Dryland ecosystems are well-known for characteristically large variation in seasonal rainfall. This inter-annual variability leads to highly dynamic systems and allows for a greater diversity of vegetation functional types than would exist in a less heterogeneous environment. However, despite being appreciated as a conceptual tool for understanding dryland function, the specific role of variability in governing the spatial and temporal dynamics of drylands has received little empirical attention. Furthermore, there is a need to develop more general understanding of the couplings between temporal variability in rainfall processes, spatial patterns of vegetation structure, and landscape-scale surface topography. Most studies of variability in rainfall and soil moisture dynamics have attempted to capture either fine-scale spatial heterogeneity caused by vegetation structure (i.e. tree/grass/bare patch differences) or short-term impacts of shits in soil moisture distributions via experimental manipulations. In this talk, I will examine the larger-scale implications of understanding rainfall variability, impacts of variability on the partitioning of surface hydrological fluxes, and subsequent patterns and dynamics of vegetation across a range of ecological settings.
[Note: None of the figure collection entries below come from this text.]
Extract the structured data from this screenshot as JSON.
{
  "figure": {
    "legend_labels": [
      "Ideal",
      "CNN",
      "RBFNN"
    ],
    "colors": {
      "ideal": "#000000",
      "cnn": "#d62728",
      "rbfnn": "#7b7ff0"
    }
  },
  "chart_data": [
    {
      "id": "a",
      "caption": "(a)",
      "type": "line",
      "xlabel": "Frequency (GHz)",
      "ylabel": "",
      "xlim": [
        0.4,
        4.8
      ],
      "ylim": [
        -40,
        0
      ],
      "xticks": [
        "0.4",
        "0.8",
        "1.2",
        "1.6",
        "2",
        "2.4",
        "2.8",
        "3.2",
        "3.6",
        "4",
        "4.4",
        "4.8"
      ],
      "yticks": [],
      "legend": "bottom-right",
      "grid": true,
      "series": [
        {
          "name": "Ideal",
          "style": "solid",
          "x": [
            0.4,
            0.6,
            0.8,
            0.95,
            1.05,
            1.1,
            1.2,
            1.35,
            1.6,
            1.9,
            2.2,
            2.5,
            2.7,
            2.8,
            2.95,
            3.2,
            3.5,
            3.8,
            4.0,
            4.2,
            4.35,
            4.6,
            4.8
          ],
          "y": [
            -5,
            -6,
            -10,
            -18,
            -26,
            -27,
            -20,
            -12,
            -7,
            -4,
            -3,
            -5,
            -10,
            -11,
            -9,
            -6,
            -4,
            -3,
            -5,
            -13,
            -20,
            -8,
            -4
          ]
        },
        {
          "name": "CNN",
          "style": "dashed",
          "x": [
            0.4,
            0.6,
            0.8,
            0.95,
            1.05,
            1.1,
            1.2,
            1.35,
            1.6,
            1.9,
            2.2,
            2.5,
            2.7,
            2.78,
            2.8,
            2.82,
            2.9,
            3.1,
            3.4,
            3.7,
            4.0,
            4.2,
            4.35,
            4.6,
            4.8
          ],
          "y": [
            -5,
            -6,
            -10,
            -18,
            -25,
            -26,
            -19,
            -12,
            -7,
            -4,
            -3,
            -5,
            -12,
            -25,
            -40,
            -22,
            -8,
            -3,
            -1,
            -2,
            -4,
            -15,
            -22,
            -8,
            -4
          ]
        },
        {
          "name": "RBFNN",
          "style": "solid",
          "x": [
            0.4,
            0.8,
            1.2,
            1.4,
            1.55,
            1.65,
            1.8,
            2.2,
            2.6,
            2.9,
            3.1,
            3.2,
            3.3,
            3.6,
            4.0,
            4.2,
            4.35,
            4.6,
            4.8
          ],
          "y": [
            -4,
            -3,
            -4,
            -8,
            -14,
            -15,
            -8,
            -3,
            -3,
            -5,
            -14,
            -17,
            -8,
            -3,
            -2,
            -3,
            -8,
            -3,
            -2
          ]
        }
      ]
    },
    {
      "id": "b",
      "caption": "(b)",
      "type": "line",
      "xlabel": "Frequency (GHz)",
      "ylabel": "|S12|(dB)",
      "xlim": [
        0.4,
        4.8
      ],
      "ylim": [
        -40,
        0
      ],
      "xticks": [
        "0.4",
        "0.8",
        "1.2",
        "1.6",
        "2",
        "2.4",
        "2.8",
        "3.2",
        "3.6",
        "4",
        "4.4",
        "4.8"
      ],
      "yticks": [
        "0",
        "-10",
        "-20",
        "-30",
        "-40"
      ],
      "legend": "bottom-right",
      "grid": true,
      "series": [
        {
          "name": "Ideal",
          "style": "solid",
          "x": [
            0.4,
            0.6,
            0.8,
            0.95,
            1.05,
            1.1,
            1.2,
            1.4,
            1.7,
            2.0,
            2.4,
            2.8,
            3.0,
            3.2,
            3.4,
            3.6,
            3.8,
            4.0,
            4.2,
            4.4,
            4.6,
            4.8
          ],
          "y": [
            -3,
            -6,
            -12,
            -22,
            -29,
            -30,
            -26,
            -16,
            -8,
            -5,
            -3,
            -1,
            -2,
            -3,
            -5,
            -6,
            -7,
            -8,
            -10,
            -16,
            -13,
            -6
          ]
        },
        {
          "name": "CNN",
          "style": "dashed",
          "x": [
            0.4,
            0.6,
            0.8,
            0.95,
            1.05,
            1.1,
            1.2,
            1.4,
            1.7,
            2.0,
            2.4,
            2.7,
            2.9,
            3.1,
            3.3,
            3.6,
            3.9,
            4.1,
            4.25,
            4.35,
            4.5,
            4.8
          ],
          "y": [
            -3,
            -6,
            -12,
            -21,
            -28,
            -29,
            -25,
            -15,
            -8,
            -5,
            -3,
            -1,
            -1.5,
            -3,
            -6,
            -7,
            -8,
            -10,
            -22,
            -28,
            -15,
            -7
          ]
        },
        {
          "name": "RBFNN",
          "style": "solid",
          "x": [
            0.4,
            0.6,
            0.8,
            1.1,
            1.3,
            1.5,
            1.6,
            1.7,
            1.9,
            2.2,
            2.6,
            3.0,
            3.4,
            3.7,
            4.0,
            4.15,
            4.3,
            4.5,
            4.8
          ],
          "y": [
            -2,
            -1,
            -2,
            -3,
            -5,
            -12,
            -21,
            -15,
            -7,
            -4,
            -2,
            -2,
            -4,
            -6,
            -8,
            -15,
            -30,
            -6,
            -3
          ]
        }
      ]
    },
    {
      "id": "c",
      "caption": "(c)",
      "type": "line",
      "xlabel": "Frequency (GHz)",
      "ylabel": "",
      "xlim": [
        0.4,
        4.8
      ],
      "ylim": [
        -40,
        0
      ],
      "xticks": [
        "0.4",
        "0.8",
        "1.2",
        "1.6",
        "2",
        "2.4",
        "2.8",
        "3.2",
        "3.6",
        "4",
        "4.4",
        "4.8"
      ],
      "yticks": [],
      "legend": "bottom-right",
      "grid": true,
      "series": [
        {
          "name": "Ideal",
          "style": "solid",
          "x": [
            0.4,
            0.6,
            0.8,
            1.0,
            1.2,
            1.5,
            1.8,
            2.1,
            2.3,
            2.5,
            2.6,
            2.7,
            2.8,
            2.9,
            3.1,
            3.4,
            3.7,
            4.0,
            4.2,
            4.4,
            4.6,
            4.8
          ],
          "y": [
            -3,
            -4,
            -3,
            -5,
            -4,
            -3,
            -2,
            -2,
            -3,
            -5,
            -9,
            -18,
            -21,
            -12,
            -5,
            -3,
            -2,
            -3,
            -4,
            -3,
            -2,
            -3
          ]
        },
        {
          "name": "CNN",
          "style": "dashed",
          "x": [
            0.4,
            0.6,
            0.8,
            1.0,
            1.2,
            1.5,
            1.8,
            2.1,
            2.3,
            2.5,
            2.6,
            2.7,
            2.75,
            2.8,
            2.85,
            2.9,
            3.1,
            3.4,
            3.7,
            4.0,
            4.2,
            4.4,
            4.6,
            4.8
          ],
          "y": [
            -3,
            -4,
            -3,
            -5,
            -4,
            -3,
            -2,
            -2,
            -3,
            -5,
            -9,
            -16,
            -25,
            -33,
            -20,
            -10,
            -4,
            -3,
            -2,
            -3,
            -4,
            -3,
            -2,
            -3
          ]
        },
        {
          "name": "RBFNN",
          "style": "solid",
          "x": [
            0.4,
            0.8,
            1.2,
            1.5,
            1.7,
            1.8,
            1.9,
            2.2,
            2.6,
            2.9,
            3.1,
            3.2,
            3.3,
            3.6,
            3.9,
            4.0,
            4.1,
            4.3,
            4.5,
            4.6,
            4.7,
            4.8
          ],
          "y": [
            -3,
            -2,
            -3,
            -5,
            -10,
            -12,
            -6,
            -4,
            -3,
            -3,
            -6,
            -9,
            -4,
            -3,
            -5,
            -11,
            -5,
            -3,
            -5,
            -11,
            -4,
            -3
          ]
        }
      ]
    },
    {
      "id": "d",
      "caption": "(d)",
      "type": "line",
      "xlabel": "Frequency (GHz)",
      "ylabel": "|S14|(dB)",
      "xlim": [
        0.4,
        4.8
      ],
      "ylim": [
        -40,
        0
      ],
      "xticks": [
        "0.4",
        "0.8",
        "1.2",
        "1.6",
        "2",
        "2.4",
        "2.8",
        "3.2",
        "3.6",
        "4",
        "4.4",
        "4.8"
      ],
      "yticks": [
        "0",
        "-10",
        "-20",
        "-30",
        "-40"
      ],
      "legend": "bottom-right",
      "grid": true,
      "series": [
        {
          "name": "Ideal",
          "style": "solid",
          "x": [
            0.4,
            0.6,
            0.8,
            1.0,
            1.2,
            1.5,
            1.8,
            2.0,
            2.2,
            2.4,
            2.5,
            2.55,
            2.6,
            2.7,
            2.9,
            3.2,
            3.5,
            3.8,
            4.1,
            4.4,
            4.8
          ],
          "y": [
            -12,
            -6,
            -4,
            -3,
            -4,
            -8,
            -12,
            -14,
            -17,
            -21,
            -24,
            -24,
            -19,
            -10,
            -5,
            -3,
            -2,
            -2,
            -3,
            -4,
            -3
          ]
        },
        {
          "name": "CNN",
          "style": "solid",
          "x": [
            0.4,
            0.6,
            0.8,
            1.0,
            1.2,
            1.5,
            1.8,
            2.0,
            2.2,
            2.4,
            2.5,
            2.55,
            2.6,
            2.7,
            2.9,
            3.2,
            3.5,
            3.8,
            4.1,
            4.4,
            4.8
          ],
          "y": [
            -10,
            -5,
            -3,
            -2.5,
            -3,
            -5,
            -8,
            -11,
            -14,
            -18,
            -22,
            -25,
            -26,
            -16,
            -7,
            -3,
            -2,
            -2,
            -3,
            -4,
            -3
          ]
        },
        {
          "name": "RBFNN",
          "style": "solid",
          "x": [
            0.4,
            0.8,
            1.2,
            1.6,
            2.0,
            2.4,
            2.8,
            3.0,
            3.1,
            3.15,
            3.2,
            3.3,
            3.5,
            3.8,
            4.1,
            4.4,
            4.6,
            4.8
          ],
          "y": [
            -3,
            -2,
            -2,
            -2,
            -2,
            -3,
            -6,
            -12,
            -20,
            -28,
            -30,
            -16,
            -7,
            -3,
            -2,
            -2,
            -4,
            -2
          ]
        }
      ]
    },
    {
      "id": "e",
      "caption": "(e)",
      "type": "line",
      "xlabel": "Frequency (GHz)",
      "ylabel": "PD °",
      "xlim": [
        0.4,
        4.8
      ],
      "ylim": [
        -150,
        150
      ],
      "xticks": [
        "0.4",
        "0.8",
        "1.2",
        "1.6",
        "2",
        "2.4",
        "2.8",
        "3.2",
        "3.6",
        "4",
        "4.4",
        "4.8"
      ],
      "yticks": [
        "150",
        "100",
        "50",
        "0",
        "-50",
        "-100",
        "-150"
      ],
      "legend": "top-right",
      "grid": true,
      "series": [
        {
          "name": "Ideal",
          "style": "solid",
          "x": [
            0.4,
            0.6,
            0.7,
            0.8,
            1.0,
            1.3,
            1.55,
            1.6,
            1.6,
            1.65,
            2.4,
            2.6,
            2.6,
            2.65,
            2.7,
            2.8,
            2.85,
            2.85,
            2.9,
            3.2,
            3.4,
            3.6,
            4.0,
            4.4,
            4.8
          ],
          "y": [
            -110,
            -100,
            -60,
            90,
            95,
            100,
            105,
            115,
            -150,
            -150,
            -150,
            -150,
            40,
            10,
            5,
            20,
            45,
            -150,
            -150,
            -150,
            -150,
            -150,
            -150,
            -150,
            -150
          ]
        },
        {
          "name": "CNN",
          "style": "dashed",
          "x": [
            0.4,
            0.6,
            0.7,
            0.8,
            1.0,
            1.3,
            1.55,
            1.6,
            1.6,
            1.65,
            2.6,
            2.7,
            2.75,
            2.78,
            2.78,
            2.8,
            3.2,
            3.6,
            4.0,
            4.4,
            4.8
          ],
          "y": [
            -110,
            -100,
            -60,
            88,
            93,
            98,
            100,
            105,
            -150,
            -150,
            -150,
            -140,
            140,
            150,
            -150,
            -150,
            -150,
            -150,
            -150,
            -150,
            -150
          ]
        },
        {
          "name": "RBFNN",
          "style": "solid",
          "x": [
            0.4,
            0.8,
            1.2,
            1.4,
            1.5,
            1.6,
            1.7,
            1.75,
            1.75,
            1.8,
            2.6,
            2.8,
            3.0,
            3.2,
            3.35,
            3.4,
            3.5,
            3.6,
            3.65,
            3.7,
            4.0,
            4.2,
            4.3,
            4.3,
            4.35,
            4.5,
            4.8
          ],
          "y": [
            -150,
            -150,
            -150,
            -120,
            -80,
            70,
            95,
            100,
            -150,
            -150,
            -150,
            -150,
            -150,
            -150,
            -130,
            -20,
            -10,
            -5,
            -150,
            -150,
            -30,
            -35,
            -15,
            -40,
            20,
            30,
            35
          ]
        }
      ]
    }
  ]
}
Of particular interest is understanding how dryland, tropical, and substistance agricultural landscapes will respond to shifts in rainfall climatology and the landscape-scale spatial organization of coupled vegetation and surface hydrological dynamics.

Results/Conclusions

Using examples from southern and eastern Africa, I present recent work which explores shifts in ecosystem function driven by altered rainfall climatology and leverages novel sensing systems to better understand how to characterize and interpret the emergent patterns that form within highly heterogeneous dryland ecosystems. Patterns of vegetation organization within landscapes across a range of landuse intensity are coupled to high-resolution observations of micro-scale surface topography. The joint distribution of landscape geomorphology and vegetation structure are interpreted within the context of a optimization framework for dryland vegetation that considers both maximization of water use and minization of water stress. These metrics are assessed across a range of scales - from individual, to patch, and hillslope, in order to better understand how shifts in rainfall climatology may be altering the structure and function of dryland ecosystems.